All around the village, everyone has been so supportive and enthusiastic about the wedding, and us. A few examples: The man who will be ringing the church bells for us on our wedding day came and introduced himself to us following a Sunday service. “I shall be ringing your bells, let’s hope for a fine day,” he beamed. He is such a gentle and loving old soul, who clearly takes great pride and joy in what he does, the joyous service he renders to couples on their special day. (At some point, after the wedding and all, I would love to join his little group of church bell ringers.)
Last week, after the St. George’s Day church service, Julia (part of the Monday-Wednesday Swim Club) and her husband, Robert surprised us with a large bundle of Asparagus, fresh from a local farm. “Just a little something” to let us know we were being thought of, and to introduce us to local offerings.
I got directions to the farm from Julia, and as it turns out, it is the same sweet, little farm where the DEB and I bought our Christmas tree. Growing Christmas trees and asparagus, what an idyllic way to spend one’s life.
I went along to the farm yesterday and bought more lovely asparagus, plus a bundle for Julia and Robert, as well as one for the Vicar and Mrs. Vicar. Seemed a nice thing to do.
Another example, of April kindness: A knock on our door in late afternoon, my friend Di, with urgent news. There’s a couple in the village planning to sale their house. Di asked them to wait, before placing their house on the open market, and give and the DEB first refusal. “I know how much you two want to stay in the village, and we want you here, too,” she said.
Such a sweet and thoughtful thing to do. So, last Sunday, after church, we went and had a look at house down Mill Lane. Very lovely couple, wonderful part of the village. I really, really, really wanted to like this place -- not least because Diane had gone to such trouble.

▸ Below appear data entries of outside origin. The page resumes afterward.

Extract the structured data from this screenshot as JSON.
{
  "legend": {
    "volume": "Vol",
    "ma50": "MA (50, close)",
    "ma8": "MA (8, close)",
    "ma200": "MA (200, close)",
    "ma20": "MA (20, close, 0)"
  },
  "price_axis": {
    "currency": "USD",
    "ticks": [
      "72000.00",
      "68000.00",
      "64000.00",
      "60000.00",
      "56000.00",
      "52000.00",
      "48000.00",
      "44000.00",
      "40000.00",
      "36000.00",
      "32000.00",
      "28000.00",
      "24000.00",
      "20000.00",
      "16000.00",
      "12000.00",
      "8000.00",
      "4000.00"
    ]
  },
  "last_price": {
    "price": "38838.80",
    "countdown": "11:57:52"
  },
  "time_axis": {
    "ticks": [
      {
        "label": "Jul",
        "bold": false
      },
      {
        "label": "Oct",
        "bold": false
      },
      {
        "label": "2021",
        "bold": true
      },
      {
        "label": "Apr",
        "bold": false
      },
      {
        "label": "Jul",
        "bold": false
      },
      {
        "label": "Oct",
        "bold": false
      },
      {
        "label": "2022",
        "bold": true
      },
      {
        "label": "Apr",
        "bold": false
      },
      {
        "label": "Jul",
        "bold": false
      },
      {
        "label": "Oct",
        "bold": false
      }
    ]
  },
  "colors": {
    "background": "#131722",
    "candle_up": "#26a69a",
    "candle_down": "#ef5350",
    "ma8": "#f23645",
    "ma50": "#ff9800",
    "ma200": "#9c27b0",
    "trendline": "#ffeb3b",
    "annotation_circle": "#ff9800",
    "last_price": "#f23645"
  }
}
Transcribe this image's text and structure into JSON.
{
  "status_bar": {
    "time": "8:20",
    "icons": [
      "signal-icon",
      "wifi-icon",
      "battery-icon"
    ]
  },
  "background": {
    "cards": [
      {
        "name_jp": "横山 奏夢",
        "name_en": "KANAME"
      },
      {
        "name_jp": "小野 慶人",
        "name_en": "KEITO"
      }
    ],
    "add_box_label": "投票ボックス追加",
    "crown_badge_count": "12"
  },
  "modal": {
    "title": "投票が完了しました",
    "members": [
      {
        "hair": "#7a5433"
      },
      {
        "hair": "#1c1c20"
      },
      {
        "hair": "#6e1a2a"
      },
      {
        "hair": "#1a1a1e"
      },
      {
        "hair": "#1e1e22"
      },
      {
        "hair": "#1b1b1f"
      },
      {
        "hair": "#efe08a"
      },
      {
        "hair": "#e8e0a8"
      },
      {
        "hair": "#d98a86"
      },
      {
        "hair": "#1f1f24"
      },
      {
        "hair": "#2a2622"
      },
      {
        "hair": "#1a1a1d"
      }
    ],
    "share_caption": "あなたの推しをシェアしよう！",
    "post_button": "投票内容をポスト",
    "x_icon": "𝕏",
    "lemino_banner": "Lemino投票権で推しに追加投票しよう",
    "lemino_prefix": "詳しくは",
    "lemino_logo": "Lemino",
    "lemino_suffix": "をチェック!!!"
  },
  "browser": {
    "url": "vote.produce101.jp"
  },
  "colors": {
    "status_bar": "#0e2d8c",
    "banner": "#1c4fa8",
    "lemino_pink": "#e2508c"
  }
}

In theory, the house sounded ideal: 3 bedrooms, garage and parking space (gold dust here in Barford), nice garden. To be fair, it was lovely. The kitchen had been extended was huge, light and airy. But, as I am finding with most places we seem to look at, the downstairs is super, but the upstairs always leaves much to be desired.
The 2 double bedrooms upstairs turned to out be the size of what one would roughly call a large single, and the single room was the size of a broom closet. Jackie 1 (from the Monday-Wednesday Swim Club) teased me mercilessly the following Monday, when I reported this viewing in the pool. She said: “Ooh, you two clearly spend a great deal of your time upstairs.”
Embarrassed and flustered, I tried quickly to explain that our seeming obsession with bedroom size was to do with the bulk and size of my American furniture (Thank you, Crate & Barrel), and the vast amount of “stuff” the DEB and I have acquired and accumulated over time.
Why is that so many English homes, particularly those of a certain age and character, can be so lovely in some aspect, and yet, simultaneously so dark and pokey? (SIGH)
I really hated to disappoint Di. But, neither the DEB nor I were 100% sold on the place. Funnily enough, the house we are living in and renting at the moment seems to fit us pretty well. It is a modern construction, though not entirely characterless. So the quest continues. Not that we don’t already have enough on our plates at the moment.